Pabrik ini didukung oleh satu unit PLTU dengan kapasitas 2x65 MW. Pada tahun 2015, perusahaan telah menghasilkan nickel pig iron (NPI) sebanyak 215.784,11 ton per tahun.
Selanjutnya, sejak Januari 2016, telah beroperasi industri smelter feronikel PT Indonesia Guang Ching Nickel and Stainless Steel Industry dengan kapasitas 600 ribu ton per tahun dan didukung oleh satu unit PLTU berkapasitas 2x150 MW.
Pada awal 2016, perusahaan mencatatkan produksi sebanyak 193.806 ton.

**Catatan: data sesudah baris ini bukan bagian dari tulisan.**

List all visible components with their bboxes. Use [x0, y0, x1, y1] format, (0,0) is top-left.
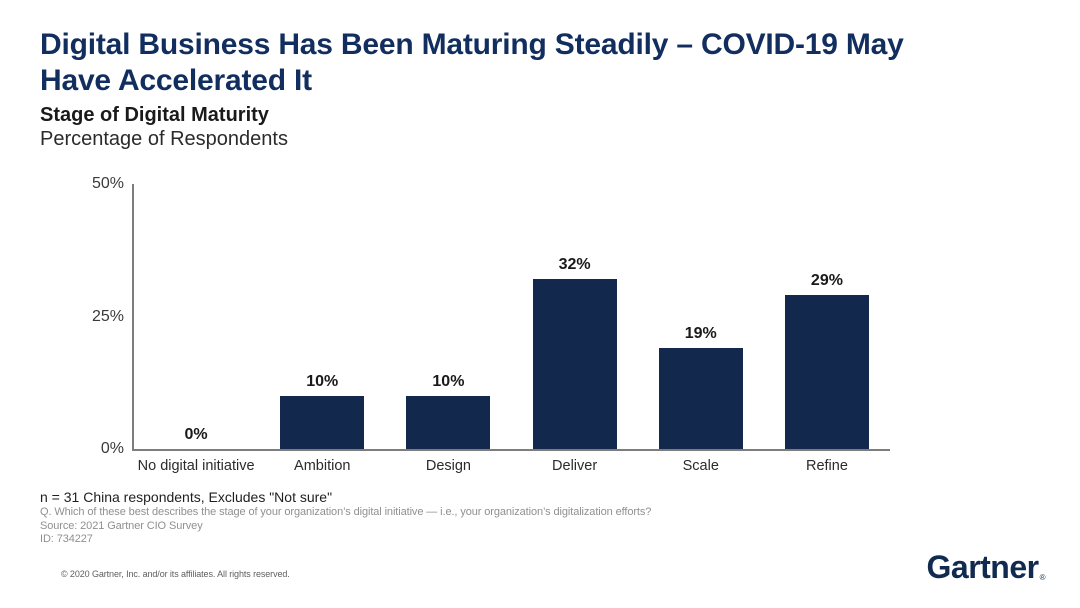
bar-column: 29%	[764, 184, 890, 449]
y-axis-line	[132, 184, 134, 451]
bar-value-label: 10%	[306, 373, 339, 390]
bar-value-label: 19%	[684, 325, 717, 342]
category-label: Deliver	[552, 458, 598, 474]
chart-subtitle: Percentage of Respondents	[40, 128, 288, 150]
y-tick-label: 50%	[91, 175, 124, 192]
category-label: Design	[425, 458, 471, 474]
bar-value-label: 29%	[810, 272, 843, 289]
bar	[406, 396, 491, 449]
bar	[658, 348, 743, 449]
bar-column: 19%	[638, 184, 764, 449]
note-id: ID: 734227	[40, 533, 93, 545]
bar-value-label: 10%	[432, 373, 465, 390]
registered-mark: ®	[1039, 573, 1046, 582]
bar-column: 0%	[133, 184, 259, 449]
category-label: Scale	[682, 458, 719, 474]
note-block: Q. Which of these best describes the sta…	[40, 506, 651, 547]
gartner-logo-text: Gartner	[926, 549, 1040, 585]
category-label: Refine	[805, 458, 848, 474]
note-question: Q. Which of these best describes the sta…	[40, 506, 652, 518]
bar-column: 10%	[259, 184, 385, 449]
page-title-line1: Digital Business Has Been Maturing Stead…	[40, 28, 904, 61]
note-source: Source: 2021 Gartner CIO Survey	[40, 519, 203, 532]
bar-column: 10%	[385, 184, 511, 449]
y-tick-label: 25%	[91, 308, 124, 325]
bar-value-label: 0%	[184, 426, 208, 443]
bar-column: 32%	[512, 184, 638, 449]
bar-group: 0% 10% 10% 32% 19% 29%	[133, 184, 890, 449]
bar-value-label: 32%	[558, 256, 591, 273]
page-title-line2: Have Accelerated It	[40, 64, 312, 97]
copyright-text: © 2020 Gartner, Inc. and/or its affiliat…	[61, 569, 290, 579]
chart-title: Stage of Digital Maturity	[40, 104, 269, 126]
gartner-logo: Gartner®	[926, 549, 1046, 594]
bar	[532, 279, 617, 449]
y-tick-label: 0%	[100, 440, 124, 457]
bar	[784, 295, 869, 449]
category-axis: No digital initiative Ambition Design De…	[133, 457, 890, 475]
note-sample-size: n = 31 China respondents, Excludes "Not …	[40, 489, 333, 505]
page-title: Digital Business Has Been Maturing Stead…	[40, 27, 904, 99]
bar	[280, 396, 365, 449]
category-label: Ambition	[294, 458, 351, 474]
category-label: No digital initiative	[137, 458, 255, 474]
x-axis-line	[132, 449, 890, 451]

Sebagai tahap lanjutan dari PT. Indonesia Guang Ching Nickel and Stainless Steel Industry, saat ini juga telah dilakukan commissioning test pabrik stainless steel dengan kapasitas 1 juta ton per tahun.
Selain itu, terdapat pula industri smelter feronikel PT Indonesia Tsingshan Stainless Steel dengan target kapasitas 600.000 ton per tahun dan stainless steel sebanyak 1 juta ton per tahun yang tahap pembangunannya saat ini mencapai 60 persen.
PT. Indonesia Ruipu Nickel and Chrome yang merupakan smelter Chrome juga masih dalam tahap pembangunan dengan progress 60 persen, yang diharapkan pada awal tahun 2018 pabrik ini dapat mulai berproduksi.
Industri smelter lainnya, yakni PT. Broly Nickel Industry. Pabrik Hidrometalurgi ini memiliki kapasitas nickel matte sebanyak 2 ribu ton per tahun, yang akan dikembangkan menjadi 8 ribu ton per tahun nikel murni sedang dalam uji coba produksi.